Each of us draws our own self-portrait daily in every word we write. To the theorists, I ask: "What kind of human being is it whose daily life is consumed in writing like that? What other acts, say, of kindness or civic engagement, are neglected? Has the theorist seen himself or herself as a character in a play by Aristophenes? And if so, was it funny or instructive?"

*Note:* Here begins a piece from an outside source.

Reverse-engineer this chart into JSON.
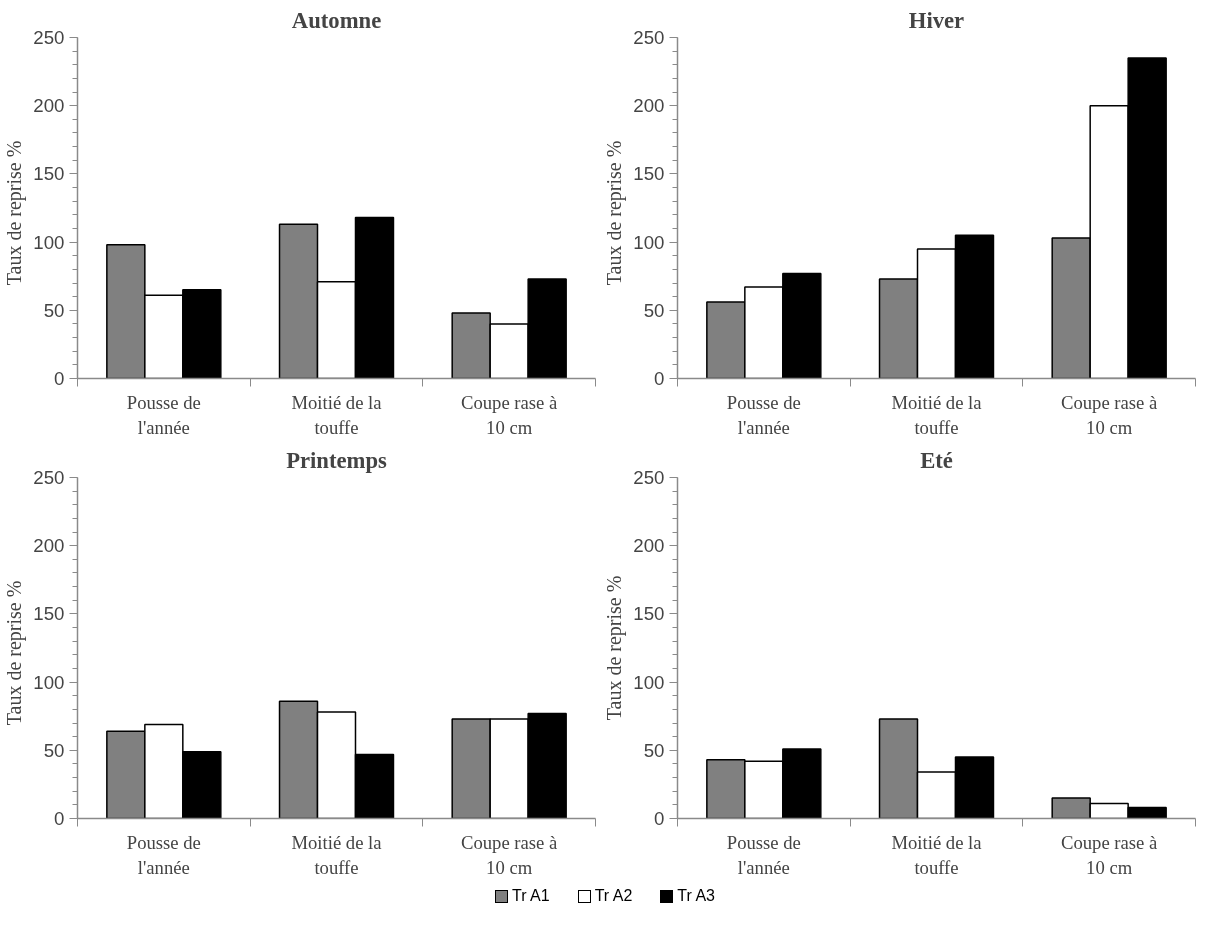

We can and do evade words like "True," "Good," "Beautiful," "Virtuous," or "Just," but in the final accounting we are false, bad, ugly, vicious, and unjust all the same. I am no better. I am just a Fetish Action Figure, a Dungeon Master to the Stars, giving pro bono spankings in the Dumpster behind Wealth Bondage. You, though, could be somebody if you tried.
I mean (whack) no disrespect (whack). Turn about is fair play. I accept my chastisement in return.